Les consommateurs fumaient de la marijuana mexicaine, le fameux Acapulco Gold (de 5 à 10 % de THC); ou, lorsqu’ils en trouvaient, de la sensimilla colombienne (à 12 ou 15 %, l’équivalent du Québec Gold actuel). Mais les cannabinophiles des années 70 fumaient surtout du hachisch marocain ou libanais (à 15 ou 25 %), ou du népalais, du kashmir ou de l’afghan (jusqu’à 40 % de THC).

Le cannabis d’aujourd’hui est plus fort qu’avant en THC. Mais c’est plutôt une bonne nouvelle. Dans les années 60, les consommateurs fumaient du hachisch plus fort que le cannabis québécois. Ils ont délaissé le hachisch importé pour un produit local quatre ou cinq fois moins fort en THC, tout en évitant une fuite de capitaux vers l’étranger.

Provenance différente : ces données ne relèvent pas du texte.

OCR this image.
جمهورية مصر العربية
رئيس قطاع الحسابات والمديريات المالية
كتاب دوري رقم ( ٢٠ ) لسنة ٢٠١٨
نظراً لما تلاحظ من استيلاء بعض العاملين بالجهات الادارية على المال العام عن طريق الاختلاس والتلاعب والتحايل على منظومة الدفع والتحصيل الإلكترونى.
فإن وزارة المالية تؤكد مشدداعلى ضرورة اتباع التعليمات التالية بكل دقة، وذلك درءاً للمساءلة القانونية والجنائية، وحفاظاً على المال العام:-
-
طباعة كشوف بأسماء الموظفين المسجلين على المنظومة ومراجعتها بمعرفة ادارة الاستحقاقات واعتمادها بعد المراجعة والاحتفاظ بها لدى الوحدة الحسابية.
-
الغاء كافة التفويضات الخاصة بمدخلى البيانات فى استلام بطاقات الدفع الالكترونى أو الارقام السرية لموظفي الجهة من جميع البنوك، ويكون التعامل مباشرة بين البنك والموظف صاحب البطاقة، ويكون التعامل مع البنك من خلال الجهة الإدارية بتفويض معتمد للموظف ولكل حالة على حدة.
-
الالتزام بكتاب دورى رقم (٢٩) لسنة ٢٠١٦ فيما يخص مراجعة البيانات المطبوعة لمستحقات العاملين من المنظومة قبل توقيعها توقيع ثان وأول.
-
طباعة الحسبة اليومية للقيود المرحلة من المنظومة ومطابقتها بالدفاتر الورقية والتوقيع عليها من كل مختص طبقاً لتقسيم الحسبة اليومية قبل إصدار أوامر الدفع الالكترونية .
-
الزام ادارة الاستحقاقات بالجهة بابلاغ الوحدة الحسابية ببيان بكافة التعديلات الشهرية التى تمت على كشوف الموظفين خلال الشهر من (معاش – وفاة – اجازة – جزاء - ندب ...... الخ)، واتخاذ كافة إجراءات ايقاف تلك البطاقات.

C’est une forme d’autonomie en agriculture dont le gouvernement devrait tirer parti, plutôt que de continuer à gaspiller les fonds publics dans une guerre socialement et économiquement contre-productive!

Selon le National Post de mai 2000, 92 % des Canadiens appuient la légalisation du cannabis à des fins médicales, et 64 % appuient la légalisation totale à des fins récréatives.

Il faut légaliser le cannabis! C’est urgent.